In Vegetarian Offal I examine the scraps and cut-offs that might otherwise be thrown away. Offal isn’t just for meat-eaters anymore! Today’s offal: shiitake mushroom stems.
I love all mushrooms, other than dried and reconstituted ones, but if I had to pick one as a favorite it would probably be shiitakes. They have great flavor and great texture, and they can be used so many different ways. Traditionally, though, the stems are cut off and discarded. There’s no reason to do that, though. You do have to trim off the very bottom of the stem, because mushrooms are grown in dirt and filth after all. But if you chop the stem and and fry the pieces in olive oil and season with salt and pepper, along with the rest of the shiitake, you get wonderfully crisp and chewy little bits of flavor. I remember an episode of either “Anthony Bourdain: No Reservations” or “Bizarre Foods” where either Tony or Andrew eats a sandwich made of unknown organ meats and other scraps that had been fried until crisp and chewy. This is the same idea, only with mushrooms.
I have also used shiitake stems to make a wonderful mushroom consomme — gently simmer the trimmed stems in water with some onions and carrots. I haven’t found any other uses for them yet; I tried grilling them once but they came out pretty bad. After the jumo, find a simple recipe for tofu “steaks” with sauteed chicory and shiitake.

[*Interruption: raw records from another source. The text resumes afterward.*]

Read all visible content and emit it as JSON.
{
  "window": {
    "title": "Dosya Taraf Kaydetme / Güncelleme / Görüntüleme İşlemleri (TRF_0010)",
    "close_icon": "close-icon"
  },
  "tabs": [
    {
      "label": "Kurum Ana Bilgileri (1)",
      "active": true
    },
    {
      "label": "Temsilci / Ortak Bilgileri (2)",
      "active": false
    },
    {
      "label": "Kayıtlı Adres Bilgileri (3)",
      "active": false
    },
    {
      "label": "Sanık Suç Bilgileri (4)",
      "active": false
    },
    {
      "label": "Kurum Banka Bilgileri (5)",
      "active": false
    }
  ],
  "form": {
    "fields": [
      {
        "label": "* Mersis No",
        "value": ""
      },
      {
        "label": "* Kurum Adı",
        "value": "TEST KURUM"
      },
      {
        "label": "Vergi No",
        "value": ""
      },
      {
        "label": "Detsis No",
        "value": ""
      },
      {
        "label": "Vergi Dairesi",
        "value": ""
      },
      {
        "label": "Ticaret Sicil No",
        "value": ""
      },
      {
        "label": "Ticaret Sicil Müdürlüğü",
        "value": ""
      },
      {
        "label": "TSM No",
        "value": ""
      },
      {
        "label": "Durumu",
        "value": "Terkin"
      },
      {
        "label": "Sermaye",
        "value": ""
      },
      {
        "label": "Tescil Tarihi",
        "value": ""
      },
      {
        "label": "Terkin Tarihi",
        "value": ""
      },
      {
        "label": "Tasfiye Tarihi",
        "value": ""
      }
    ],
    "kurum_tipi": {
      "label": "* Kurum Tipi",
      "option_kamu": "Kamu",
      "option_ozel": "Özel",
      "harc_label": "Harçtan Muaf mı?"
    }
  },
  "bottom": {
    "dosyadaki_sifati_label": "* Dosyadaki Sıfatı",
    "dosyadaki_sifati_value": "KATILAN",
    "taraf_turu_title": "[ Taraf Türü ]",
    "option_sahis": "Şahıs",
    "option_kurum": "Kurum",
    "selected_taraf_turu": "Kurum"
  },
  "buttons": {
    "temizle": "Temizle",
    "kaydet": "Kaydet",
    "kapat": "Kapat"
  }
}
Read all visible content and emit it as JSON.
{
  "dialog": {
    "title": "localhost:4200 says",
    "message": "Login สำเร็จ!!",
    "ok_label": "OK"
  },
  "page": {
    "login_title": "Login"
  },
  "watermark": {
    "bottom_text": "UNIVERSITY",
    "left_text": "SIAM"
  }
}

Take a brick of extra firm tofu and slice it down the middle so you have two steaks. Use a paper towel to press the moisture out of both of them, then season with salt and pepper. Heat some olive oil in a non-stick pan, and when the oil is nice and hot lay the steaks down in the pan. Let them cook on that one side for a good long while, until it gets really brown. Then turn them over to the other side, and move them to one side of the pan to let them finish cooking. Add a little more olive oil to the pan, and toss in some sliced shiitakes (along with their stems) into the side of the pan next to the tofu. Season with salt and pepper and let them brown. Once the tofu has browned on the other side remove it from the pan and spread the mushrooms out. You’ll probably have to move them around so they brown evenly. Make a little space in the center of the pan, and add a little more olive oil. Add some washed, chopped chicory (or other leafy green) and season with salt, pepper, and some chili flakes. Mix the chicory and the mushrooms, check for seasoning, and add the juice of a lemon. Let it all cook together for a few minutes, and then add some butter to make a sauce in the pan. Serve the greens and mushrooms alongside the tofu, and pour the lemon-butter sauce over the tofu.